BuildStream is a tool for building / integrating software stacks. In a way, it has a similar goal to bitbake / yocto and Android repo, but takes a completely different approach. It can be used to take software from various sources, build it with various buildsystems in a reproducible sandbox, and cache results for speedy rebuilds.
In this talk I give a brief overview of Buildstream, how it is used to build GNOME OS, and the challenges we face in using it. I also go over freedesktop-sdk which is a base runtime that can be used as a base to build your own system.
I also discuss the challenges we encountered with using buildstream with ostree and the steps we're taking to support updating with systemd-sysupdate.
A quick journey through the Azure infrastructure, specifically looking at how image-based Linux is used for Azure Boost, what it enables, what interesting security and performance features were added and where to find them upstream.

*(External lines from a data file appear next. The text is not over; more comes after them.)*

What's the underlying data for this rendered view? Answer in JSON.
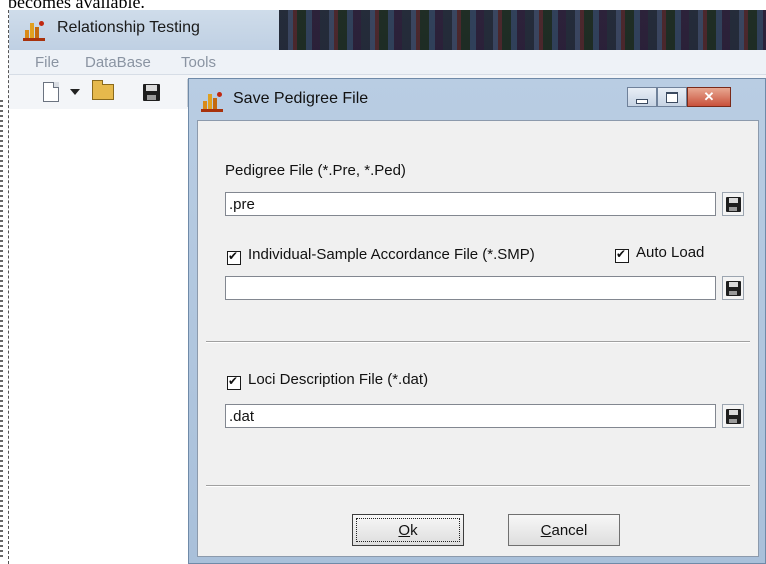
{
  "caption": {
    "text": "becomes available."
  },
  "parent_window": {
    "title": "Relationship Testing",
    "menu": [
      "File",
      "DataBase",
      "Tools"
    ],
    "toolbar": {
      "icons": [
        "new-document-icon",
        "dropdown-arrow-icon",
        "open-folder-icon",
        "save-disk-icon"
      ]
    }
  },
  "dialog": {
    "title": "Save Pedigree File",
    "pedigree": {
      "label": "Pedigree File (*.Pre, *.Ped)",
      "value": ".pre"
    },
    "accordance": {
      "label": "Individual-Sample Accordance File (*.SMP)",
      "checked": true,
      "value": "",
      "auto_load": {
        "label": "Auto Load",
        "checked": true
      }
    },
    "loci": {
      "label": "Loci Description File (*.dat)",
      "checked": true,
      "value": ".dat"
    },
    "buttons": {
      "ok": {
        "accel": "O",
        "rest": "k"
      },
      "cancel": {
        "accel": "C",
        "rest": "ancel"
      }
    }
  },
  "colors": {
    "title_bar": "#bfd0e3",
    "dialog_frame": "#a9c0da",
    "client_bg": "#f0f0f0",
    "close_button": "#c9513b"
  }
}
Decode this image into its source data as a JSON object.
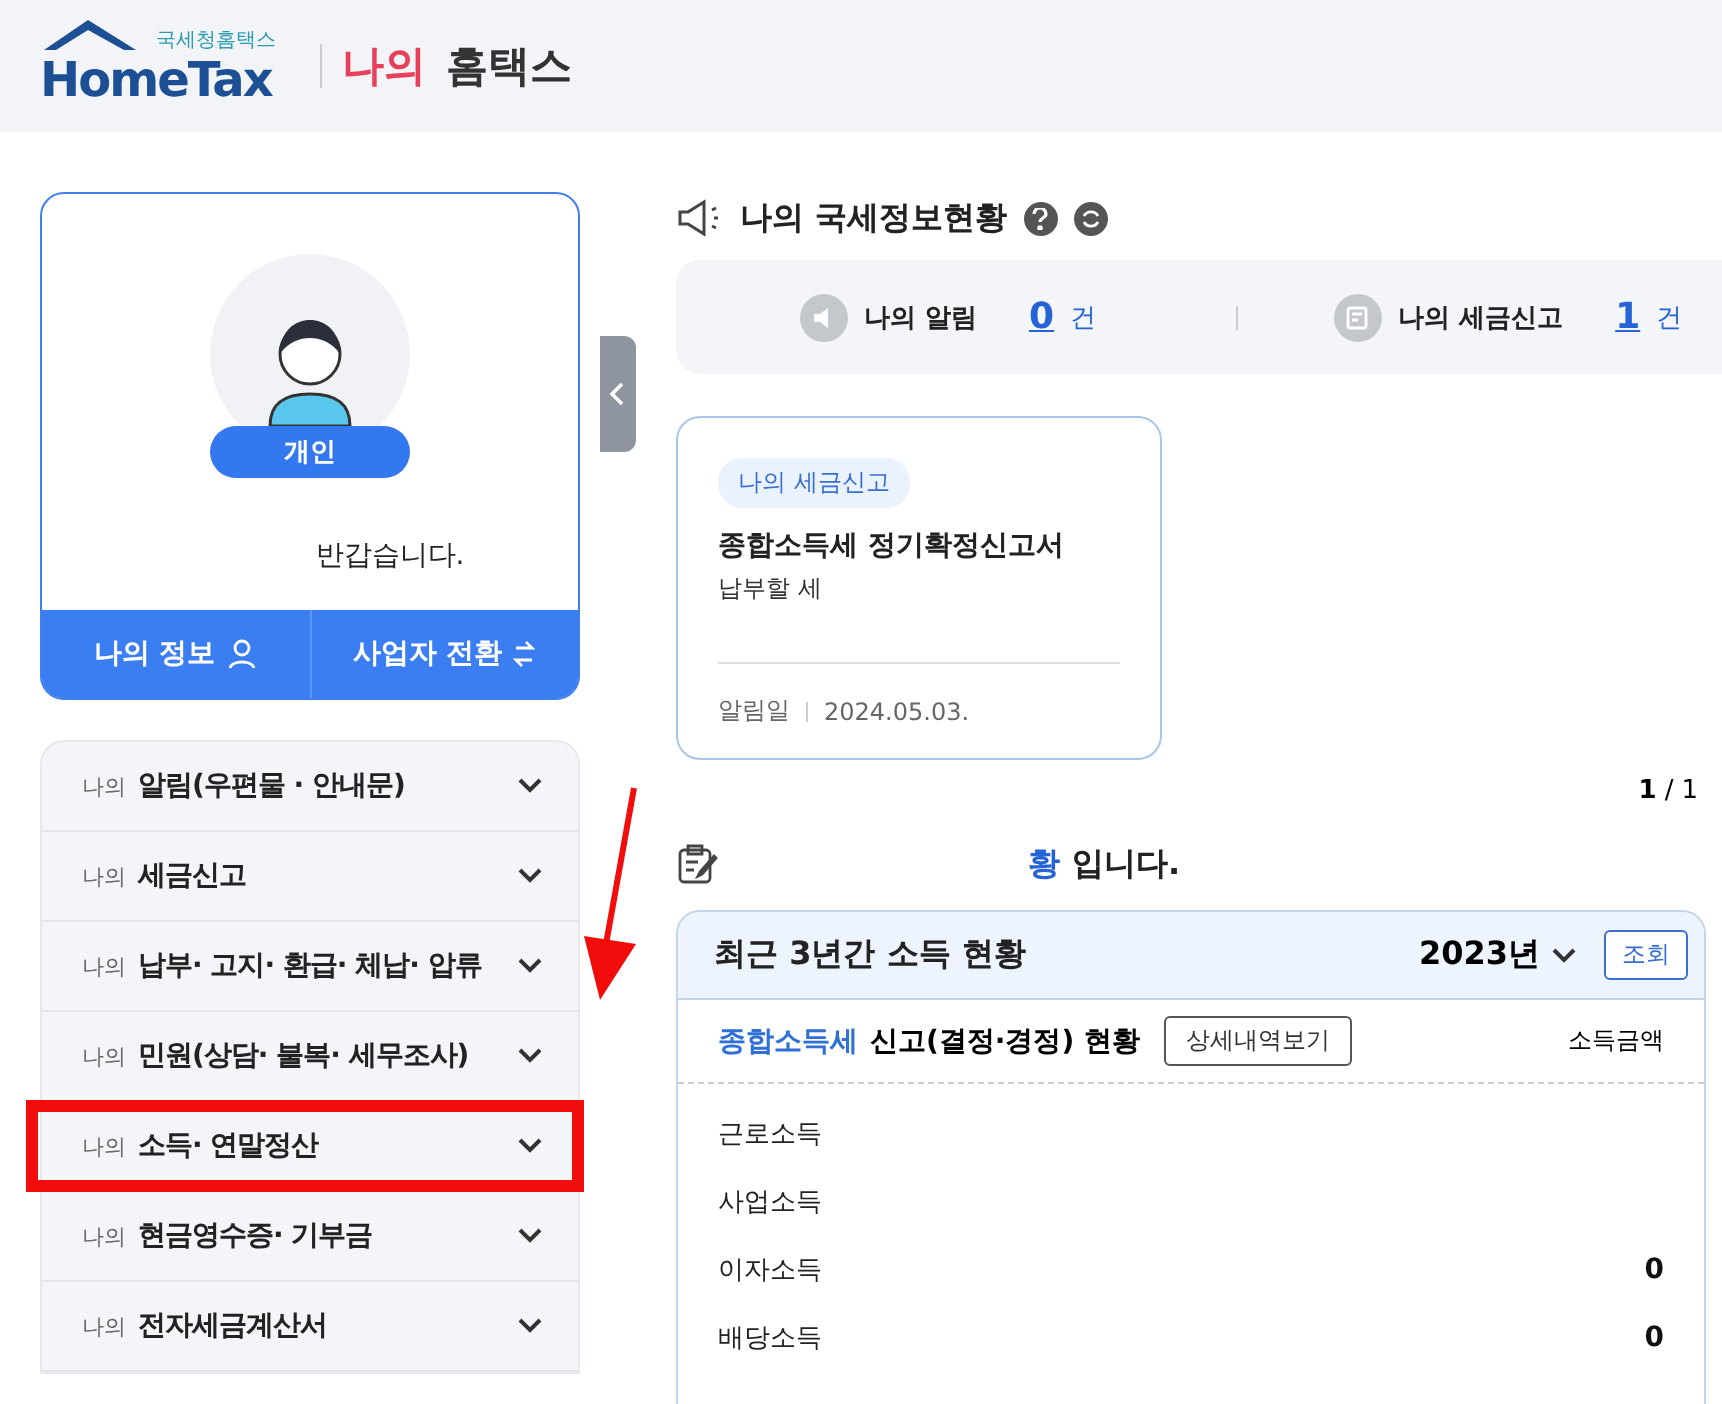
{
  "header": {
    "logo_small": "국세청홈택스",
    "logo_main": "HomeTax",
    "title_accent": "나의",
    "title": "홈택스"
  },
  "profile": {
    "badge": "개인",
    "greeting": "반갑습니다.",
    "buttons": [
      {
        "label": "나의 정보",
        "kind": "person"
      },
      {
        "label": "사업자 전환",
        "kind": "switch"
      }
    ]
  },
  "menu": [
    {
      "prefix": "나의",
      "label": "알림(우편물 · 안내문)",
      "highlighted": false
    },
    {
      "prefix": "나의",
      "label": "세금신고",
      "highlighted": false
    },
    {
      "prefix": "나의",
      "label": "납부· 고지· 환급· 체납· 압류",
      "highlighted": false
    },
    {
      "prefix": "나의",
      "label": "민원(상담· 불복· 세무조사)",
      "highlighted": false
    },
    {
      "prefix": "나의",
      "label": "소득· 연말정산",
      "highlighted": true
    },
    {
      "prefix": "나의",
      "label": "현금영수증· 기부금",
      "highlighted": false
    },
    {
      "prefix": "나의",
      "label": "전자세금계산서",
      "highlighted": false
    }
  ],
  "status": {
    "title": "나의 국세정보현황",
    "items": [
      {
        "label": "나의 알림",
        "count": "0",
        "unit": "건",
        "kind": "speaker"
      },
      {
        "label": "나의 세금신고",
        "count": "1",
        "unit": "건",
        "kind": "report"
      }
    ]
  },
  "notice": {
    "tag": "나의 세금신고",
    "title": "종합소득세 정기확정신고서",
    "body": "납부할 세",
    "date_label": "알림일",
    "date": "2024.05.03."
  },
  "pagination": {
    "current": "1",
    "separator": "/",
    "total": "1"
  },
  "section": {
    "highlight": "황",
    "rest": "입니다."
  },
  "income": {
    "title": "최근 3년간 소득 현황",
    "year": "2023년",
    "query_button": "조회",
    "subtitle_accent": "종합소득세",
    "subtitle": "신고(결정·경정) 현황",
    "detail_button": "상세내역보기",
    "amount_header": "소득금액",
    "rows": [
      {
        "label": "근로소득"
      },
      {
        "label": "사업소득"
      },
      {
        "label": "이자소득",
        "amount": "0"
      },
      {
        "label": "배당소득",
        "amount": "0"
      }
    ]
  }
}
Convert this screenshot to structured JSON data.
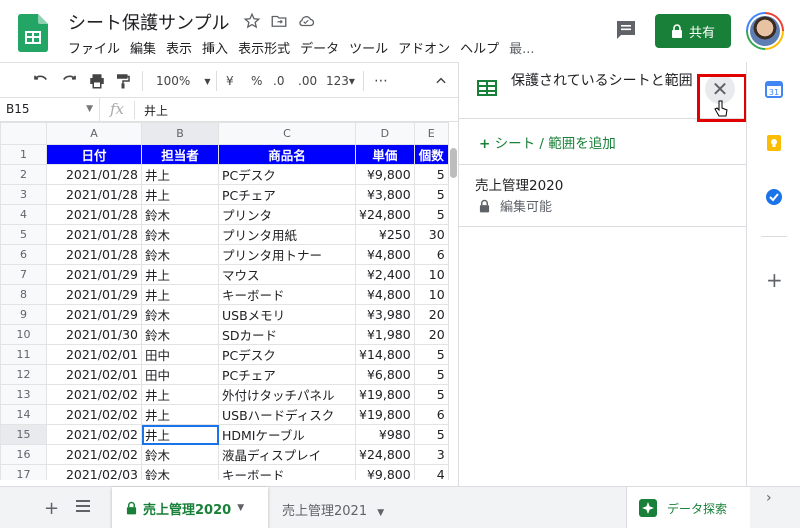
{
  "doc": {
    "title": "シート保護サンプル"
  },
  "menu": [
    "ファイル",
    "編集",
    "表示",
    "挿入",
    "表示形式",
    "データ",
    "ツール",
    "アドオン",
    "ヘルプ",
    "最..."
  ],
  "share_label": "共有",
  "toolbar": {
    "zoom": "100%",
    "currency": "¥",
    "percent": "%",
    "dec_decrease": ".0",
    "dec_increase": ".00",
    "format_more": "123▾",
    "more": "⋯"
  },
  "formula": {
    "cell_ref": "B15",
    "fx": "fx",
    "value": "井上"
  },
  "columns": [
    "A",
    "B",
    "C",
    "D",
    "E"
  ],
  "header_row": [
    "日付",
    "担当者",
    "商品名",
    "単価",
    "個数"
  ],
  "rows": [
    [
      "2021/01/28",
      "井上",
      "PCデスク",
      "¥9,800",
      "5"
    ],
    [
      "2021/01/28",
      "井上",
      "PCチェア",
      "¥3,800",
      "5"
    ],
    [
      "2021/01/28",
      "鈴木",
      "プリンタ",
      "¥24,800",
      "5"
    ],
    [
      "2021/01/28",
      "鈴木",
      "プリンタ用紙",
      "¥250",
      "30"
    ],
    [
      "2021/01/28",
      "鈴木",
      "プリンタ用トナー",
      "¥4,800",
      "6"
    ],
    [
      "2021/01/29",
      "井上",
      "マウス",
      "¥2,400",
      "10"
    ],
    [
      "2021/01/29",
      "井上",
      "キーボード",
      "¥4,800",
      "10"
    ],
    [
      "2021/01/29",
      "鈴木",
      "USBメモリ",
      "¥3,980",
      "20"
    ],
    [
      "2021/01/30",
      "鈴木",
      "SDカード",
      "¥1,980",
      "20"
    ],
    [
      "2021/02/01",
      "田中",
      "PCデスク",
      "¥14,800",
      "5"
    ],
    [
      "2021/02/01",
      "田中",
      "PCチェア",
      "¥6,800",
      "5"
    ],
    [
      "2021/02/02",
      "井上",
      "外付けタッチパネル",
      "¥19,800",
      "5"
    ],
    [
      "2021/02/02",
      "井上",
      "USBハードディスク",
      "¥19,800",
      "6"
    ],
    [
      "2021/02/02",
      "井上",
      "HDMIケーブル",
      "¥980",
      "5"
    ],
    [
      "2021/02/02",
      "鈴木",
      "液晶ディスプレイ",
      "¥24,800",
      "3"
    ],
    [
      "2021/02/03",
      "鈴木",
      "キーボード",
      "¥9,800",
      "4"
    ]
  ],
  "selected_row": 15,
  "panel": {
    "title": "保護されているシートと範囲",
    "add_label": "シート / 範囲を追加",
    "range_name": "売上管理2020",
    "permission": "編集可能"
  },
  "tabs": {
    "active": "売上管理2020",
    "inactive": "売上管理2021"
  },
  "explore_label": "データ探索",
  "colors": {
    "green": "#188038",
    "header_blue": "#0000ff",
    "highlight_red": "#e00000"
  }
}
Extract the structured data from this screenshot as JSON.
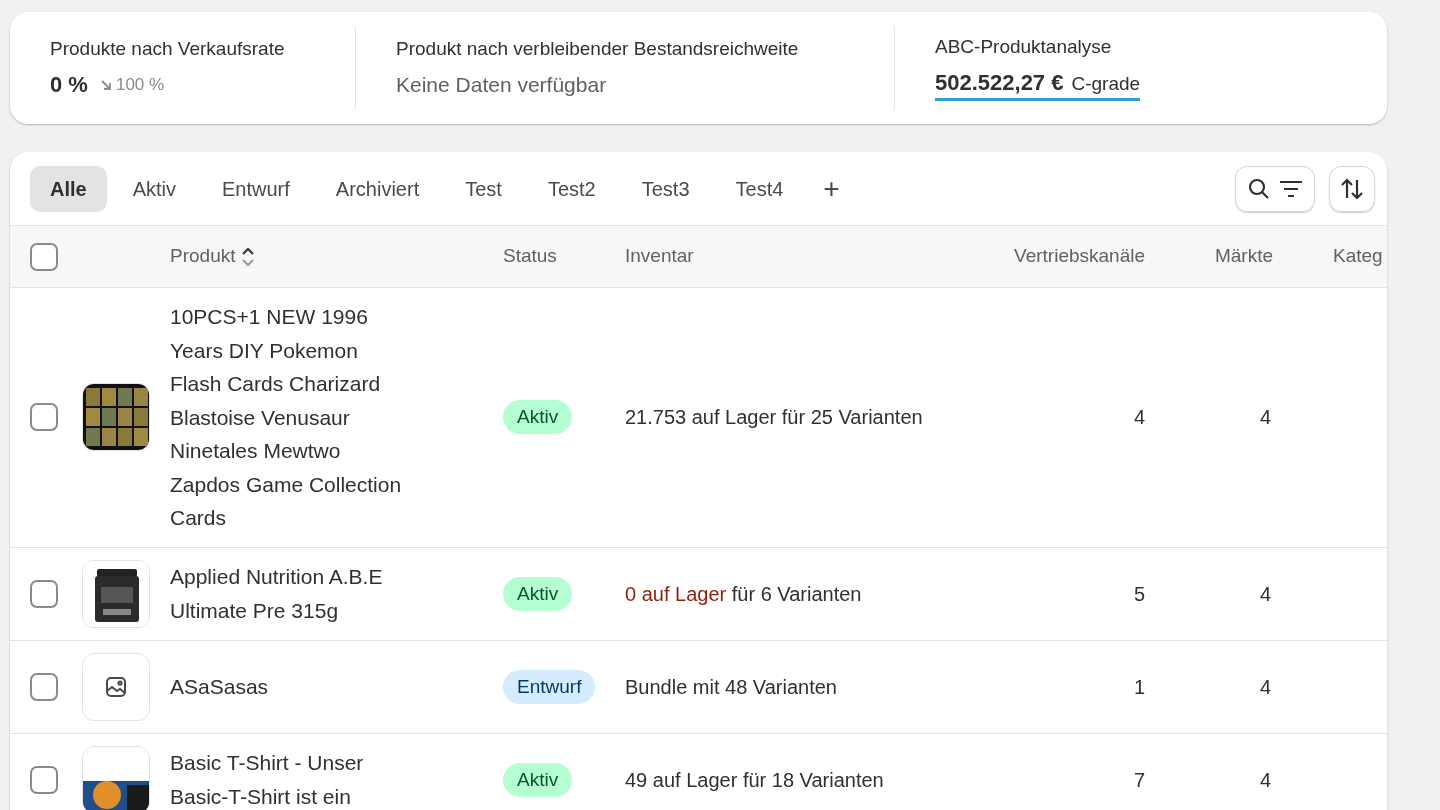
{
  "metrics": [
    {
      "kind": "change",
      "title": "Produkte nach Verkaufsrate",
      "value": "0 %",
      "change": "100 %"
    },
    {
      "kind": "empty",
      "title": "Produkt nach verbleibender Bestandsreichweite",
      "text": "Keine Daten verfügbar"
    },
    {
      "kind": "grade",
      "title": "ABC-Produktanalyse",
      "value": "502.522,27 €",
      "grade": "C-grade"
    }
  ],
  "tabs": [
    {
      "label": "Alle",
      "selected": true
    },
    {
      "label": "Aktiv",
      "selected": false
    },
    {
      "label": "Entwurf",
      "selected": false
    },
    {
      "label": "Archiviert",
      "selected": false
    },
    {
      "label": "Test",
      "selected": false
    },
    {
      "label": "Test2",
      "selected": false
    },
    {
      "label": "Test3",
      "selected": false
    },
    {
      "label": "Test4",
      "selected": false
    }
  ],
  "add_tab": "+",
  "table": {
    "columns": [
      "Produkt",
      "Status",
      "Inventar",
      "Vertriebskanäle",
      "Märkte",
      "Kateg"
    ],
    "select_all_checked": false,
    "rows": [
      {
        "checked": false,
        "name": "10PCS+1 NEW 1996 Years DIY Pokemon Flash Cards Charizard Blastoise Venusaur Ninetales Mewtwo Zapdos Game Collection Cards",
        "status": {
          "kind": "active",
          "label": "Aktiv"
        },
        "inventory": {
          "stock": "21.753 auf Lager",
          "rest": "für 25 Varianten",
          "out_of_stock": false
        },
        "channels": "4",
        "markets": "4"
      },
      {
        "checked": false,
        "name": "Applied Nutrition A.B.E Ultimate Pre 315g",
        "status": {
          "kind": "active",
          "label": "Aktiv"
        },
        "inventory": {
          "stock": "0 auf Lager",
          "rest": "für 6 Varianten",
          "out_of_stock": true
        },
        "channels": "5",
        "markets": "4"
      },
      {
        "checked": false,
        "thumbnail": {
          "kind": "placeholder"
        },
        "name": "ASaSasas",
        "status": {
          "kind": "draft",
          "label": "Entwurf"
        },
        "inventory": {
          "rest": "Bundle mit 48 Varianten"
        },
        "channels": "1",
        "markets": "4"
      },
      {
        "checked": false,
        "name": "Basic T-Shirt - Unser Basic-T-Shirt ist ein",
        "status": {
          "kind": "active",
          "label": "Aktiv"
        },
        "inventory": {
          "stock": "49 auf Lager",
          "rest": "für 18 Varianten",
          "out_of_stock": false
        },
        "channels": "7",
        "markets": "4"
      }
    ]
  }
}
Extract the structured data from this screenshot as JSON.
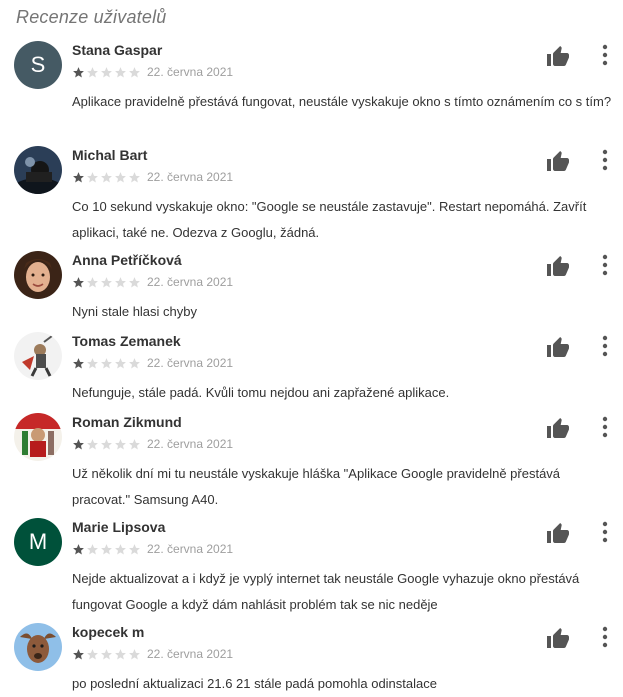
{
  "section_title": "Recenze uživatelů",
  "icons": {
    "like": "thumbs-up-icon",
    "more": "more-vertical-icon",
    "star_filled": "star-filled-icon",
    "star_empty": "star-empty-icon"
  },
  "colors": {
    "star_filled": "#555555",
    "star_empty": "#dadada",
    "icon": "#555555"
  },
  "reviews": [
    {
      "author": "Stana Gaspar",
      "avatar_letter": "S",
      "avatar_color": "#455a64",
      "rating": 1,
      "max_rating": 5,
      "date": "22. června 2021",
      "text": "Aplikace pravidelně přestává fungovat, neustále vyskakuje okno s tímto oznámením co s tím?"
    },
    {
      "author": "Michal Bart",
      "avatar_letter": "",
      "avatar_color": "#1f2f44",
      "rating": 1,
      "max_rating": 5,
      "date": "22. června 2021",
      "text": "Co 10 sekund vyskakuje okno: \"Google se neustále zastavuje\". Restart nepomáhá. Zavřít aplikaci, také ne. Odezva z Googlu, žádná."
    },
    {
      "author": "Anna Petříčková",
      "avatar_letter": "",
      "avatar_color": "#8a5a3c",
      "rating": 1,
      "max_rating": 5,
      "date": "22. června 2021",
      "text": "Nyni stale hlasi chyby"
    },
    {
      "author": "Tomas Zemanek",
      "avatar_letter": "",
      "avatar_color": "#f2f2f2",
      "rating": 1,
      "max_rating": 5,
      "date": "22. června 2021",
      "text": "Nefunguje, stále padá. Kvůli tomu nejdou ani zapřažené aplikace."
    },
    {
      "author": "Roman Zikmund",
      "avatar_letter": "",
      "avatar_color": "#c62828",
      "rating": 1,
      "max_rating": 5,
      "date": "22. června 2021",
      "text": "Už několik dní mi tu neustále vyskakuje hláška \"Aplikace Google pravidelně přestává pracovat.\" Samsung A40."
    },
    {
      "author": "Marie Lipsova",
      "avatar_letter": "M",
      "avatar_color": "#00513a",
      "rating": 1,
      "max_rating": 5,
      "date": "22. června 2021",
      "text": "Nejde aktualizovat a i když je vyplý internet tak neustále Google vyhazuje okno přestává fungovat Google a když dám nahlásit problém tak se nic neděje"
    },
    {
      "author": "kopecek m",
      "avatar_letter": "",
      "avatar_color": "#6fa5d8",
      "rating": 1,
      "max_rating": 5,
      "date": "22. června 2021",
      "text": "po poslední aktualizaci 21.6 21 stále padá pomohla odinstalace"
    }
  ]
}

In this talk we’ll discuss antlir2, Meta’s solution to building container and bare metal operating system images. We’ll talk about how we have built performant, hermetic and deterministic image building infrastructure on top of buck2 (Meta’s new open source build system) and how we enable users to compose their own multi-language projects with full operating systems, write tests and deploy their images. Along the way, we’ll also cover how antlir2 wrangles dnf and other upstream tooling to behave more predictably for better, more reliable images.
sdbusplus generates ergonomic and compile-time type-checked dbus bindings built atop sd-bus. This library is heavily used within the OpenBMC project to provide all IPC between its many userspace processes. This talk will give an overview of how OpenBMC leverages dbus, how sdbusplus facilitates its usage, as well as an introduction on our approach for asynchronous programming with C++ co-routines.